REPUBLIKA.CO.ID, Jakarta -- Pemerintah belum akan melonggarkan gerakan fiskal dalam waktu dekat. Kondisi ekonomi saat ini yang menunjukan gejala membaik ditakutkan hanya euforia.

"Kadang-kadang kita suka euforia luar biasa. Jangan lupa AS ada kemungkinan menaikkan tingkat suku bunga," ujar Menteri Keuangan (Menkeu) Chatib Basri, Selasa (12/8).

Chatib menggambarkan, ketika AS mengumumkan kondisi dimana kondisi perekonomiannya membaik, rupiah terkena imbasnya. Rupiah mengalami depresiasi antara lain di  Brasil, Afrika Selatan, India dan Turki.

Jika AS benar menaikkan tingkat suku bunga, maka normalisasi kebijakan moneter akan terjadi. Kemudian, apabila AS menaikkan tingkat suku bunga dengan lebih cepat, maka outflow di emerging market akan terpengaruh. Untuk itu kebijakan makro harus dibuat ekstra hati-hati.

"Sekarang tanpa normalisasi kebijakan moneter saja kita berhadapan dengan situasi makro yang uncertain," kata Chatib.

Perekonomian Indonesia saat ini diibaratkan sedang dalam kondisi menguntungkan. Hal ini didorong harga komoditi yang tinggi, adanya quantitative easing dan pertumbuhan global yang relatif baik.

Namun pemerintah tidak boleh terlena dengan kondisi ini. Dalam konteks perekonomian global misalnya, kondisi geopolitik Ukraina akan mempengaruhi harga komoditi tambang di Indonesia.

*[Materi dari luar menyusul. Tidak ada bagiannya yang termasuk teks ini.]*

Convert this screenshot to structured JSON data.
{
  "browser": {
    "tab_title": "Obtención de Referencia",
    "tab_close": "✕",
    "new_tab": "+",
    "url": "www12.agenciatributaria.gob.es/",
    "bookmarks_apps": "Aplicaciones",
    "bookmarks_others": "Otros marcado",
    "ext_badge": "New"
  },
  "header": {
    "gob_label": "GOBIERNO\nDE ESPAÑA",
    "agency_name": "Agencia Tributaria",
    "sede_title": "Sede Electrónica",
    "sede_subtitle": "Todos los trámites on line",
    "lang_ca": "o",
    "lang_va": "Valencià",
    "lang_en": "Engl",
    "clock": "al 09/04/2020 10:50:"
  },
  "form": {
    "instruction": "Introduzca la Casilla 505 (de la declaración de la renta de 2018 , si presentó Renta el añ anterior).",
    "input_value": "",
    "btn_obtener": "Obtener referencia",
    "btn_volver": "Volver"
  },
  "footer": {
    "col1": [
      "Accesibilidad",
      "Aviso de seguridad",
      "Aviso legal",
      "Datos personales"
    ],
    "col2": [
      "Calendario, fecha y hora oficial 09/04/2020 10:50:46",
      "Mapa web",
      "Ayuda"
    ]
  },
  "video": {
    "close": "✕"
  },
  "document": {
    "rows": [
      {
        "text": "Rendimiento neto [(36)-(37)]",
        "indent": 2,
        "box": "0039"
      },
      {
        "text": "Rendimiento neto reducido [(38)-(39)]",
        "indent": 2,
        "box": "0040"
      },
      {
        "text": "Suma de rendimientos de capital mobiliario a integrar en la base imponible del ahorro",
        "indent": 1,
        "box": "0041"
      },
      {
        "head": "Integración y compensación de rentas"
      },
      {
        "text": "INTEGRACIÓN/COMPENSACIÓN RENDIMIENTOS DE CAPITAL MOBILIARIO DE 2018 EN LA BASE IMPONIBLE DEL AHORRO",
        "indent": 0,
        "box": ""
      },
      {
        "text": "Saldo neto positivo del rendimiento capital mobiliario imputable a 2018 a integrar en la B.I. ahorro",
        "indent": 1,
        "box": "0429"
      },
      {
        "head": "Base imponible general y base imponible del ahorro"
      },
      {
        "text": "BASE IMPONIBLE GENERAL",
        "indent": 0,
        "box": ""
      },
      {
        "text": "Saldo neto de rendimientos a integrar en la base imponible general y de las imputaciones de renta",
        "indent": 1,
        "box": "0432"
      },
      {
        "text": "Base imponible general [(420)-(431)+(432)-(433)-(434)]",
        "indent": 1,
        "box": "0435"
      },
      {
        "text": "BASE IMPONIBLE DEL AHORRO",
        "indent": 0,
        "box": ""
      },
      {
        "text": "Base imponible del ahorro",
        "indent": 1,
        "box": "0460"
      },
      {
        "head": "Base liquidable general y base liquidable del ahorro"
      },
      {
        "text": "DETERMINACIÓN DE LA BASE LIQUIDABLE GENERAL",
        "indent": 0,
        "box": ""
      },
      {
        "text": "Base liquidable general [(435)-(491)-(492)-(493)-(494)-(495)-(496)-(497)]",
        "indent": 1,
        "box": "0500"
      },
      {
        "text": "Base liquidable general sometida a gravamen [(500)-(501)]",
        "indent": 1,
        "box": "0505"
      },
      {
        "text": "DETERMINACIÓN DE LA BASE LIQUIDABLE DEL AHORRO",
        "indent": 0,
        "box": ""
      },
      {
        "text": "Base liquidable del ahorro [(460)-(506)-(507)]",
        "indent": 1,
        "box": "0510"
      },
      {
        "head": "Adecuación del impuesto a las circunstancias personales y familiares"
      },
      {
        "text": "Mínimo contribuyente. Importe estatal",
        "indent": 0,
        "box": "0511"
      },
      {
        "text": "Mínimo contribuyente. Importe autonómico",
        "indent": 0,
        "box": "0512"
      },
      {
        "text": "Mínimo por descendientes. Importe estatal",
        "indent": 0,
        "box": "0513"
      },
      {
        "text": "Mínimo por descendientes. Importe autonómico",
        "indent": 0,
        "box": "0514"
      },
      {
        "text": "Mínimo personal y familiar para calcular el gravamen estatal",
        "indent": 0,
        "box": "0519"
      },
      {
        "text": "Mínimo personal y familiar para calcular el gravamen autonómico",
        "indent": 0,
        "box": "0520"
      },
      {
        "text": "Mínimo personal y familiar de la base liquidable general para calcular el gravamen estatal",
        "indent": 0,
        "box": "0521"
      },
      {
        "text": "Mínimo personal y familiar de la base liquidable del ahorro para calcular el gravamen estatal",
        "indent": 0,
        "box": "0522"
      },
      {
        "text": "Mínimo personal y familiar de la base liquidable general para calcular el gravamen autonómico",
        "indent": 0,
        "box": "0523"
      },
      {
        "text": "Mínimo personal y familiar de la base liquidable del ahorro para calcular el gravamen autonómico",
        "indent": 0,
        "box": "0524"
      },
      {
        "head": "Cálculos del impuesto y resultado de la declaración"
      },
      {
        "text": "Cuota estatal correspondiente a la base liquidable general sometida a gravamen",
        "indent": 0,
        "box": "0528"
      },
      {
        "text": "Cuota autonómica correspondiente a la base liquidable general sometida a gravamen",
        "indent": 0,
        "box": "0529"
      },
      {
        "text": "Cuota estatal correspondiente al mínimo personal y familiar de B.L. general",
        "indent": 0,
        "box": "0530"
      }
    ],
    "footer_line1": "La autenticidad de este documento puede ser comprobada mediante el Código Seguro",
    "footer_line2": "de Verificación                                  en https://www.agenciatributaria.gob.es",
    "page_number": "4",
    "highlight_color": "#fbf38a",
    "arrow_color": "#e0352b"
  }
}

"Kita berhadapan dengan situasi dimana komoditi price rendah padahal revenue pajak sebagian besar berkonsentrasi pada tambang dan perekebunan," lanjut Chatib.

Menkeu menilai tantangan perekonomian Indonesia bakal makin berat. Salah satu antisipasi fiskal yang paling atraktif menurut dia adalah pengurangan subsidi BBM. Dengan pengurangan ini, maka defisit untuk ekspansi fiskal tidak perlu ditambah.

"Perekonomian mengalami kontraksi karena ruang fiskalnya dipakai untuk subsidi BBM. Di sisi lain moneter terpaksa diketatkan karena untuk mencegah outflow," kata dia.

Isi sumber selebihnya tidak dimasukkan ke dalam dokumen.